A democracy rarely dies dramatically. More often, it decays quietly through the gradual erosion of institutional boundaries. When Ministries of Justice entertain petitions over matters already before competent courts, they weaken the sanctity of judicial independence. When enforcement agencies begin to behave like appellate courts, the rule of law becomes vulnerable to executive mood swings. When unidentified armed men accompany state operations into frightened rural communities, governance itself begins to wear the face of organised intimidation.
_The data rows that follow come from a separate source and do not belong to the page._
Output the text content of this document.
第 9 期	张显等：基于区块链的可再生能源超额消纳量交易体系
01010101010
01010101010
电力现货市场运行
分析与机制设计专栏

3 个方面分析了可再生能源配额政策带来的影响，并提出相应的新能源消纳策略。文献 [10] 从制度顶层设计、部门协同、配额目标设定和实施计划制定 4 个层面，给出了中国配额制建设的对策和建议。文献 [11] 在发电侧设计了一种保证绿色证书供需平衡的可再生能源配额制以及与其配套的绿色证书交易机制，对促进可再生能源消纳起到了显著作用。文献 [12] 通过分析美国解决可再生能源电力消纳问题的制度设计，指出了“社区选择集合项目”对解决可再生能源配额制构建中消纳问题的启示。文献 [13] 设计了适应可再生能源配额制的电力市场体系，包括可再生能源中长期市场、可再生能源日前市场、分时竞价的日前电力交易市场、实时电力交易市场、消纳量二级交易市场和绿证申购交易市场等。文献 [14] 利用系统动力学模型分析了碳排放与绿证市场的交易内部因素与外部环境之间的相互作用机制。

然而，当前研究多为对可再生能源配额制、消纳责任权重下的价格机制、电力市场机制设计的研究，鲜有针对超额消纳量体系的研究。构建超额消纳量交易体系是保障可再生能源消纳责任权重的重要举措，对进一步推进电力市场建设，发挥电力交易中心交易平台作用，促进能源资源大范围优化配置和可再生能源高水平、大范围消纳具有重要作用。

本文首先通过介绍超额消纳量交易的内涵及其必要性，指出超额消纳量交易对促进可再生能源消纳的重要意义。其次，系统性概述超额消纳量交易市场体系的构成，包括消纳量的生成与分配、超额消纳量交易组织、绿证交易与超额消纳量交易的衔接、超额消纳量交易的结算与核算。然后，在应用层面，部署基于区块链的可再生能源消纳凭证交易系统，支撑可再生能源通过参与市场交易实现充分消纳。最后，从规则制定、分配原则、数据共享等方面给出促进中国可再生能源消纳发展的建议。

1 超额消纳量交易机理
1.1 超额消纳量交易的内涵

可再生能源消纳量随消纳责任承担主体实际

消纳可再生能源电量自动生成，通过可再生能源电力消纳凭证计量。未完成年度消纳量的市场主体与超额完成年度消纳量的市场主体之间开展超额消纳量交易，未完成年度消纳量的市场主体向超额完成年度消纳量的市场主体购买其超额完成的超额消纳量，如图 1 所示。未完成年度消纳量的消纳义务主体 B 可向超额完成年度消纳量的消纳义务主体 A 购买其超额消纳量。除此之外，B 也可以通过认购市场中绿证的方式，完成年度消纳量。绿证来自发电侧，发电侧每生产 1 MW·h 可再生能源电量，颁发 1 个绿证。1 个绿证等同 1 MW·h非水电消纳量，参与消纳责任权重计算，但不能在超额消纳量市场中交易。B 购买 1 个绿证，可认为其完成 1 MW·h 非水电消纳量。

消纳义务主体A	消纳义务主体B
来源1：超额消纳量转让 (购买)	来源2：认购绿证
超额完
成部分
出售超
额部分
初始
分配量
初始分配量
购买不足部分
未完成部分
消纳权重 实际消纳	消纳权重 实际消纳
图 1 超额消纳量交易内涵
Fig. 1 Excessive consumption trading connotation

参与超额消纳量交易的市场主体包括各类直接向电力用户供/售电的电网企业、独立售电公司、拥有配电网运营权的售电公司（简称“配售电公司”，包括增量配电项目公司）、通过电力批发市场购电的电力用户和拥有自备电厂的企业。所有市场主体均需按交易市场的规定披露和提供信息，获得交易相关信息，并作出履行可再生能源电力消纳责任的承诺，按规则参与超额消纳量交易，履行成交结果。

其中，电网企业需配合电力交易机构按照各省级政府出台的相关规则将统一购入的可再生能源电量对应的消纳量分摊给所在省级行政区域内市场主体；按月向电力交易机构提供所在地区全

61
The courts remain the constitutionally recognised arbiters of land disputes. Not politicians. Not administrative agencies. Not emotionally charged petitions signed beneath official titles. The rule of law cannot survive in an environment where judgments are treated as temporary inconveniences awaiting political override. And if every contested farmland in Ondo State now qualifies as a security theatre requiring armed enforcement and administrative decrees, perhaps the next logical step is to convert village boundaries into military checkpoints while appointing cocoa farmers as custodians of national security.